SÃO PAULO (Reuters) - O executivo José Carlos Grubisich, que nesta quinta-feira assume a presidência da ETH Bioenergia, empresa de açúcar e álcool do grupo Odebrecht, quer que a companhia “tenha um papel relevante no processo de consolidação do setor”, que reúne hoje cerca de 170 empresas.

Ele afirmou, em encontro com a imprensa, que chega “mais que motivado” à companhia criada há um ano pela Odebrecht e a japonesa Sojitz.

“O setor de açúcar e álcool tem um alto potencial de crescimento no Brasil e a ETH quer ser uma das líderes nos próximos anos”, disse ele.

A companhia já tem duas usinas, Alcídia (SP) e Eldorado (MS), além de oito usinas em fase de implantação física. O plano de investimentos para o período de 2008 a 2015 prevê 5 bilhões de reais, que serão desembolsados pelos sócios.

Ao final do processo, que prevê também a ampliação da atual capacidade das duas usinas, a ETH terá uma capacidade de moagem de 45 milhões de toneladas de cana de açúcar.

“A Cosan, por exemplo, que hoje é a líder do setor, tem capacidade para 36 milhões de toneladas”, comparou Grubisich.

Hoje, as duas usinas da ETH somam 3,8 milhões de toneladas de capacidade de moagem. O executivo explicou que o modelo de negócio da companhia prevê arranjos produtivos sustentáveis, com a substituição de áreas de pastagens em São Paulo, Goiás e Mato Grosso do Sul.

De acordo com Grubisich, a empresa não tem planos para outras regiões do país, mas ele salientou que “o mercado é dinâmico e já iniciou uma consolidação” e, por isso, alguma aquisição poderá levar a companhia a outros Estados. “Não temos nenhum projeto fora desses 3 pólos, mas a ETH vai estar atenta a todas as oportunidades.”

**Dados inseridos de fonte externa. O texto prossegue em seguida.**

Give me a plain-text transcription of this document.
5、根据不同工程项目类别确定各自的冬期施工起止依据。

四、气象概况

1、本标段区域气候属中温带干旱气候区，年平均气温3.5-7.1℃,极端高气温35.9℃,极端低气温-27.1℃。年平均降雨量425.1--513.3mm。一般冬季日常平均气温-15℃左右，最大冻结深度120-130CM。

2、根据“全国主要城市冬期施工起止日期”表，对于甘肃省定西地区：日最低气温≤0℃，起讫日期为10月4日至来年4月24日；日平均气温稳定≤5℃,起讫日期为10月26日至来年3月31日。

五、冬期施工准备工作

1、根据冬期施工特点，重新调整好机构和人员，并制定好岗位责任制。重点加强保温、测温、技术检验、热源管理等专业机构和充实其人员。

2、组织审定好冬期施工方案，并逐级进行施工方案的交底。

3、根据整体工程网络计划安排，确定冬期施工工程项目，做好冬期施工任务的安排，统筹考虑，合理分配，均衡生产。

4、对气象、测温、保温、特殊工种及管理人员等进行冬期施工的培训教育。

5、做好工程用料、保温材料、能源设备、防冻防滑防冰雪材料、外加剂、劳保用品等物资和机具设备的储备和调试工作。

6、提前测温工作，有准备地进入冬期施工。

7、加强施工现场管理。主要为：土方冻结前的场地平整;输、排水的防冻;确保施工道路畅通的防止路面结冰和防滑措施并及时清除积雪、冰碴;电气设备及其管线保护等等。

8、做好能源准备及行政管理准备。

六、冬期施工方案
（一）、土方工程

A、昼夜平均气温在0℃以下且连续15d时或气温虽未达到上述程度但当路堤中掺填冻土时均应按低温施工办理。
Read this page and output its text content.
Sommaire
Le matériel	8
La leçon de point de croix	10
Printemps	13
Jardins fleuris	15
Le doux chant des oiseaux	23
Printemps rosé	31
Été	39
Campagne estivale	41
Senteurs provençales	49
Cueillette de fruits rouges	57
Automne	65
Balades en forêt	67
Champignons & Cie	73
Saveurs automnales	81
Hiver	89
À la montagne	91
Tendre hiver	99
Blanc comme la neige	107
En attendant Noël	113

A possível ida ao mercado de capitais não está descartada pela companhia como forma de financiar seu crescimento, mas o novo presidente destacou que “hoje não há nenhum processo nesse sentido.”

Questionado sobre a possibilidade de a ETH ser uma das fornecedoras de etanol para o projeto de polímero “verde” da Braskem, companhia que Grubisich presidiu nos últimos sete anos, o executivo afirmou que a ETH “vai ter de ser competente o suficiente para convencer a Braskem a tê-la como fornecedor estratégico.”